- Country: Pakistan
- Region: Punjab
- District: Dera Ghazi Khan
- Capital: Dera Ghazi Khan
- Towns: 1
- Union councils: 41

Area
- • Tehsil: 1,457 km^{2} (563 sq mi)

Population (2023)
- • Tehsil: 1,443,409
- • Density: 990.7/km^{2} (2,566/sq mi)
- • Urban: 526,005 (36.45%)
- • Rural: 917,404 (63.55%)

Literacy
- • Literacy rate (2023): 47.25%
- Time zone: UTC+5 (PST)
- • Summer (DST): UTC+6 (PDT)

= Dera Ghazi Khan Tehsil =

Dera Ghazi Khan , is an administrative subdivision (tehsil) of Dera Ghazi Khan District in the Punjab province of Pakistan. The capital of the tehsil is Dera Ghazi Khan.

==History==
Dera Ghazi Khan Tehsil was created as a subdivision of Dera Ghazi Khan District during British rule.

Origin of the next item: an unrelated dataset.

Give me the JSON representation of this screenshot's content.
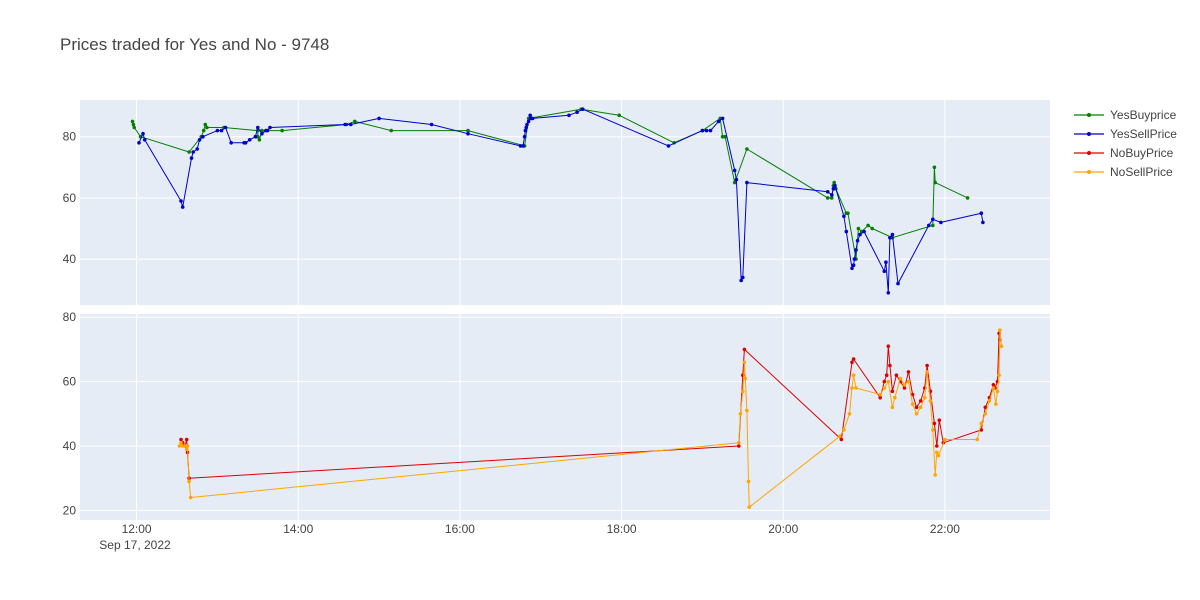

The population according to the 1901 census of India was 193,744, compared with 177,062 in 1891.

==Administration==
The tehsil of Dera Ghazi Khan is administratively subdivided into 41 Union Councils, seven of which form the capital - Dera Ghazi Khan, the remaining 34 Unions are:

| *Aaliwala *Bahadur Garh *Basti Fauja *Basti Malana *Bela union council *Chhabri *Choti Zareen *Chotibala *Churatta *Darkhast Jamal Khan *Drahma *Gadai *Ghaus Abad | *Haji Ghazi *Jakhar Imam Shah *Jhoke Uttra *Kala *Khakhi *Kot Chutta *Kot Haibat *Kot Mubarak *Mamoori *Mana Ahmadani *Mutafariq Chahan *Nawan | *Notak *Paigah *Pir Adil *Ramin *Sakhi Sarwar *Samina *Shadan Lund *Shah Sadar Din *Wadore *Yaroo |

== Demography ==

=== Population ===

As of the 2023 census, Dera Ghazi Khan tehsil has population of 1,443,409. Out of which, Urban population is 526,005 which is nearly 36.45% and rural population is 917,404.